A branding is, in my opinion, a lost form of community that was once a necessity. Now there are very few reasons for people to rely on each other the way a rural community does when a huge task needs to be accomplished. And believe me when I say that rounding up an entire herd of cattle, separating the calves from the cows, vaccinating all the cows, and branding all the calves is a huge task. It would take a family a week to get it done. But it takes a community half a day. People are always glad to help because they’re appreciative of the help they receive when it’s their turn. And while it’s hard work that sometimes leaves you bruised and sore, it’s also a lot of fun. Good conversations are had on horseback, kids learn to rope and have a rare chance to play with the neighbor kids outside of school, and the men take every opportunity to make each other the butt of a joke. Someone inevitably falls in fresh manure or gets tripped by a rope that the horse is pulling a calf with. And if you’ve never been in a rocky mountain oyster fight, you haven’t lived! (Gross!)

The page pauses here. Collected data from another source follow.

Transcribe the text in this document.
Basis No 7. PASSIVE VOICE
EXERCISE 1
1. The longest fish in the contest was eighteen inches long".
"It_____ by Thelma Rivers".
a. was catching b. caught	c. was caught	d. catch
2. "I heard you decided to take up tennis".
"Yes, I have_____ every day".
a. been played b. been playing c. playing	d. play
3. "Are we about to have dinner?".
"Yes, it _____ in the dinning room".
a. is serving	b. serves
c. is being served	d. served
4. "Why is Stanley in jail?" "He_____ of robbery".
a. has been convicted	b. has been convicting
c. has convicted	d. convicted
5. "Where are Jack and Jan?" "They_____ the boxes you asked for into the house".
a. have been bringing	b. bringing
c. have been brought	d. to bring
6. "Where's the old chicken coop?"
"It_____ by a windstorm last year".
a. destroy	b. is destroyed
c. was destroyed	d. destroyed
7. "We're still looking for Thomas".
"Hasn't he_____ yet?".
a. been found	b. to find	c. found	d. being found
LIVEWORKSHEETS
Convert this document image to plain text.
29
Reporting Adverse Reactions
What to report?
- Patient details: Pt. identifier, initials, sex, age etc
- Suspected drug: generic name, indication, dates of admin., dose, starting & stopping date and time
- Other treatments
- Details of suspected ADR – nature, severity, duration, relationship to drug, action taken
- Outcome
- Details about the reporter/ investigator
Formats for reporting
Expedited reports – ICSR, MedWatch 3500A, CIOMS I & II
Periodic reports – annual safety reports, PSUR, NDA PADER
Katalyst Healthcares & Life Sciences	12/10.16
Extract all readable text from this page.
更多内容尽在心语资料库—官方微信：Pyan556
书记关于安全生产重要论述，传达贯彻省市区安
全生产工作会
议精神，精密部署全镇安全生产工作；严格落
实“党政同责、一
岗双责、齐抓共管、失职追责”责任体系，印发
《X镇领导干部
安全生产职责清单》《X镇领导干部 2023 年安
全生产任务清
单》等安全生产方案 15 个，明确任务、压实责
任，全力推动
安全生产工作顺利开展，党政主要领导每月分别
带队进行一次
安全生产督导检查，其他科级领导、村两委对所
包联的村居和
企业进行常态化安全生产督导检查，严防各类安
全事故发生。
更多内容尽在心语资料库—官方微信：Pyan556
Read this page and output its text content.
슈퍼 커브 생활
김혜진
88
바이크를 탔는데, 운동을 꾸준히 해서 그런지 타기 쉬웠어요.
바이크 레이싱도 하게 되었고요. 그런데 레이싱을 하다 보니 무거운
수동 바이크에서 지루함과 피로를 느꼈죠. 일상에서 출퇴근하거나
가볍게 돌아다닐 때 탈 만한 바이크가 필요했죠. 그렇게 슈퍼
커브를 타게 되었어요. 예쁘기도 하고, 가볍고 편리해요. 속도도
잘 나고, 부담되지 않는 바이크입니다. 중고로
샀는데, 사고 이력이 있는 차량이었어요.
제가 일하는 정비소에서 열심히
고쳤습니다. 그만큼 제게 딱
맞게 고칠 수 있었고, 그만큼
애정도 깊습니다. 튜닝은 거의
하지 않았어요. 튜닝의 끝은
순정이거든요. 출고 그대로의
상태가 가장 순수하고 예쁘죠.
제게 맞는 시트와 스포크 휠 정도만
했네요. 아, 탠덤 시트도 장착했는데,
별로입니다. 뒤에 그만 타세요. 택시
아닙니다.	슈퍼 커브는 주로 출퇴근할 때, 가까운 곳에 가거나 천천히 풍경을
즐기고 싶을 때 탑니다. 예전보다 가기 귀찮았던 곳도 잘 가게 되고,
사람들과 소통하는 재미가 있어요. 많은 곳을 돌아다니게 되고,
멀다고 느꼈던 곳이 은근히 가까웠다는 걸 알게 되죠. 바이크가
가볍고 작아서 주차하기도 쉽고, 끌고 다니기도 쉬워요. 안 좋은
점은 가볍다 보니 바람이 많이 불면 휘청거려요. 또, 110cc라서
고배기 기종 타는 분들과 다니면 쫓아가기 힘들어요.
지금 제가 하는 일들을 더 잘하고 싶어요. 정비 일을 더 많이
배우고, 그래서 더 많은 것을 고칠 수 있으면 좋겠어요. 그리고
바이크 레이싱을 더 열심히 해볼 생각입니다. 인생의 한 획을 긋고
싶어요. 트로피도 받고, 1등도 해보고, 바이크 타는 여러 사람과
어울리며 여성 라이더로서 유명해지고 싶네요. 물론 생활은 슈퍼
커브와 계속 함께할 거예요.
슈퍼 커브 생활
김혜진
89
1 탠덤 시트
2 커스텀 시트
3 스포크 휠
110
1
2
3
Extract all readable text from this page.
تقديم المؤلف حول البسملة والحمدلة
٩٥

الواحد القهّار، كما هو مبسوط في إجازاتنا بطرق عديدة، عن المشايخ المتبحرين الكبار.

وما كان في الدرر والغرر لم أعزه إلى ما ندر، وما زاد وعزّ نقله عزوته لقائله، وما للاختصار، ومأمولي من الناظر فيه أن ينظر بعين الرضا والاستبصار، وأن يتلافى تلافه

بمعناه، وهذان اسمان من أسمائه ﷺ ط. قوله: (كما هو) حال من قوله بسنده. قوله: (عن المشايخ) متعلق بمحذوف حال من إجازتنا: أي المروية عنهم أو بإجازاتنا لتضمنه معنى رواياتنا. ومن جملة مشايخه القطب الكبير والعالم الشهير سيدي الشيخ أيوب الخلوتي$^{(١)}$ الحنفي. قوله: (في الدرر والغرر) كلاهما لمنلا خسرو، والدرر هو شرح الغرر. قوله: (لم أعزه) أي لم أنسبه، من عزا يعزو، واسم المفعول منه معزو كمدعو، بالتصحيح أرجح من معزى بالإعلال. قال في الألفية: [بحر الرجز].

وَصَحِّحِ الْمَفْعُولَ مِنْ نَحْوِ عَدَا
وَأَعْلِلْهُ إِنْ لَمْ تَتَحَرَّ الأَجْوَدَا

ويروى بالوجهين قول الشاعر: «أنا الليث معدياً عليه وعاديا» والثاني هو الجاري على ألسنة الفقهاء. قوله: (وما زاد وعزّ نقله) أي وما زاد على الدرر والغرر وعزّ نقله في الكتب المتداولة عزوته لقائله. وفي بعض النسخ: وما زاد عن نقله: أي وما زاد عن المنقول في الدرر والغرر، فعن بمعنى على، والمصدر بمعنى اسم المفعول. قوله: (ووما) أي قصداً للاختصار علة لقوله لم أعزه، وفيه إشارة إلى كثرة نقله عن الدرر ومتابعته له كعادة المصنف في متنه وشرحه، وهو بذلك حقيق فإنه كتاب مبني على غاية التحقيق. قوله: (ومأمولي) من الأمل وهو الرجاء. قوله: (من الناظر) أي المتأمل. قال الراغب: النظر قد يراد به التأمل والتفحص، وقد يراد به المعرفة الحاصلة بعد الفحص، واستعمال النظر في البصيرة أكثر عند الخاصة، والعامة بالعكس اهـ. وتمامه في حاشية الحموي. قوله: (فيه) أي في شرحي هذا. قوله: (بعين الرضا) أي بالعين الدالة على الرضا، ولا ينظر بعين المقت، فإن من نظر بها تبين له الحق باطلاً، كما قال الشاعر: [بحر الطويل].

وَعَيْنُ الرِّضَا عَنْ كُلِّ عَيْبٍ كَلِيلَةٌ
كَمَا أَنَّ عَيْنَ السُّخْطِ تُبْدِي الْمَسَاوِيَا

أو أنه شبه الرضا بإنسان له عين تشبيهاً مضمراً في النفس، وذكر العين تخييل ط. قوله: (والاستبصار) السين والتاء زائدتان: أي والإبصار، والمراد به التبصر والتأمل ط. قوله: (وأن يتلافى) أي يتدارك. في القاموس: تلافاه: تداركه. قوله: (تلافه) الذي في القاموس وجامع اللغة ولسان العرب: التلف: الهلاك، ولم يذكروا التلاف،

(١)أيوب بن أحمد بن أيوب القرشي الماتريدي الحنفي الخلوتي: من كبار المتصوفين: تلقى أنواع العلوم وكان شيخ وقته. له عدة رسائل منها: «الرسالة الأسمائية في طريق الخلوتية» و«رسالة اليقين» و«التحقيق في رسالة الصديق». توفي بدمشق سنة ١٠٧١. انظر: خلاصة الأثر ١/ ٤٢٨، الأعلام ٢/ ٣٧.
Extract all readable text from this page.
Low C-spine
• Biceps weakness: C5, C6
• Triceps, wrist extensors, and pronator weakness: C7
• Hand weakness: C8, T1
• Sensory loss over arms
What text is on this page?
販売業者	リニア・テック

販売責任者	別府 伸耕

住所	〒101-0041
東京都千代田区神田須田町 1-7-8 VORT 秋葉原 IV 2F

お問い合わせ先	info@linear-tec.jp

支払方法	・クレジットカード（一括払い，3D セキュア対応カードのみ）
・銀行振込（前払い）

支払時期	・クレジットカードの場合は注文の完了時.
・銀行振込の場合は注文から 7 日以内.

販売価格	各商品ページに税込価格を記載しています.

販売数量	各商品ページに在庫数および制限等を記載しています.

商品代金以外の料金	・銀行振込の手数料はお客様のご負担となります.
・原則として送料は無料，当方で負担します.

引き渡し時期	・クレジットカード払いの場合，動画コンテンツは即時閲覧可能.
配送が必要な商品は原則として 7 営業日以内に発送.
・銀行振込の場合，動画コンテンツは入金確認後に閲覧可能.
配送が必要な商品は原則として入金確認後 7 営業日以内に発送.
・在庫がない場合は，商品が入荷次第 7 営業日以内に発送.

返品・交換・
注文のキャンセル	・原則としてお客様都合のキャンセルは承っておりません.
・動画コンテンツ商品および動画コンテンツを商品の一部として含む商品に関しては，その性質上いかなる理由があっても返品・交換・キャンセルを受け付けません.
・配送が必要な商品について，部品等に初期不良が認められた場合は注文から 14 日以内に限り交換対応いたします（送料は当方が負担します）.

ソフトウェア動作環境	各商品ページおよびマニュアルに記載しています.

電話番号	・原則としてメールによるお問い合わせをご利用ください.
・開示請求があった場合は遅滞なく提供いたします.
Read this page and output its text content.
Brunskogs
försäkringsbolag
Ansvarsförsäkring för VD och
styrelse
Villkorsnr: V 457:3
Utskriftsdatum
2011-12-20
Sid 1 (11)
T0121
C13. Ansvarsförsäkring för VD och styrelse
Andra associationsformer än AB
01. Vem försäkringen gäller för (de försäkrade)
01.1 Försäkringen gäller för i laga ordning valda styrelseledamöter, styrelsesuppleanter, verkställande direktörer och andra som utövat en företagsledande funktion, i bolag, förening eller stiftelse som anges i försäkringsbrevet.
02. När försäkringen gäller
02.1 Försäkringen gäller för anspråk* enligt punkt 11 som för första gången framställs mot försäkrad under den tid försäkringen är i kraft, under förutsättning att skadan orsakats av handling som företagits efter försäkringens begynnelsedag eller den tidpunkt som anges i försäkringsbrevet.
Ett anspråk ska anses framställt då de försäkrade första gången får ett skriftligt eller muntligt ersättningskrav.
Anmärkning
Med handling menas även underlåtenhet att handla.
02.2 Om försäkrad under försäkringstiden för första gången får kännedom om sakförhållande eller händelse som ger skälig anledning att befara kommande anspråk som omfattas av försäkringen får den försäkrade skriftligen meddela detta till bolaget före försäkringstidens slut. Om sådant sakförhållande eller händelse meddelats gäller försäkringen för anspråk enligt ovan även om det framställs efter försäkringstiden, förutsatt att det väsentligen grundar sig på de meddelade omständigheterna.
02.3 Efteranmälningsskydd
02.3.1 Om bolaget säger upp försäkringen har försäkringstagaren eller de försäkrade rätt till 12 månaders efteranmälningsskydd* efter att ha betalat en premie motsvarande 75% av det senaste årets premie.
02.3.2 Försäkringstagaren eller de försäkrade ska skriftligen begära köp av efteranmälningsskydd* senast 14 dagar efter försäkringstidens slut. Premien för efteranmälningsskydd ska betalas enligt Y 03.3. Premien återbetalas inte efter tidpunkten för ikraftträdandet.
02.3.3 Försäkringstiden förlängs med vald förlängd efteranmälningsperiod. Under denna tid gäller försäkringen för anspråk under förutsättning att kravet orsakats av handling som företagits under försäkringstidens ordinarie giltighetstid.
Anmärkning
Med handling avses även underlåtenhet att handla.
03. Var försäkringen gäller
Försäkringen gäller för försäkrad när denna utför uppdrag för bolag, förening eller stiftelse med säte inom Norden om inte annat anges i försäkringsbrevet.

Dad's and Grandpa's brands

Livestock branding dates back to several thousand years B.C. In the 1500’s, branding made its way to the Americas by way of the Spaniards. In the time of the Old West, the phrase “ride for the brand” was coined. Brands are legally registered and available for purchase. Both the symbol itself and its location on the animal are part of the brand. The best ones are simple, easy to read, and easy to apply. Good brands are often handed down through generations and can be sold with a ranch. My grandfather’s brand was “lazy B U on the left hip”. Dad uses it now, but his used to be 7NL, which looks the same upside down, so it was easy to apply. My brothers and I all had a brand for the handful of cattle our dad and grandpa gave us. Mostly it was to make us feel special. Mine was “rafter SS”, which looks like two S’s with a roof over them.

A brand is a ranch’s (or rancher’s) trademark and it represents pride and duty. Ranch hands (or cattle hands) in days of old were expected to “ride for the brand”. That meant that they were expected to hold themselves to the standards of the ranch. It meant they could be trusted to treat the ranch as their own; to care for every bull, cow, and calf and make sure they were all accounted for; and to put the welfare of the group above their own personal gain. In return, the rancher treated them like family. There was a fierce sense of loyalty, but at the same time, no contracts were ever signed. The ranch hand was there by choice… he chose to ride for the brand… and could count on being rewarded fairly. In the words of Louis L’Amour, riding for the brand was “an expression of loyalty to a man’s employer or the particular outfit he rode for. It was considered a compliment of the highest order in an almost feudal society. If a man did not like a ranch or the way they conducted their affairs he was free to quit, and many did, but if he stayed on, he gave loyalty and expected it.”

But those days are over, and sadly, some of the virtues of the times have gone with them. The Code of the West was a good one though, and even though its origin is foreign to most of us now, I see no reason why young generations shouldn’t strive to uphold it. Shouldn’t we still “ride for the brand” for the company we work for? Like the ranch hands of that time, we are free to leave a company whose mission we don’t believe in or culture we don’t like. If we choose to stay, though, don’t we owe our loyalty to a company that treats us fairly and respectfully?

In relationships as well, shouldn’t we “ride for the brand”? How many times have you heard someone complaining about their significant other? Why? We’re free to go aren’t we? But if we’ve chosen to be involved with someone… especially if we’ve chosen to marry the person and start a family… don’t we owe our loyalty to them? And that includes the times when they aren’t watching or within earshot. The only person you’re hurting is yourself if you choose to live a double life—to be involved in something that you don’t believe in.

No one is perfect, and every day is a new struggle to live a life of integrity… to like the person we see in the mirror every morning. But today I challenge everyone to “ride for the brand”… whatever your brand might be.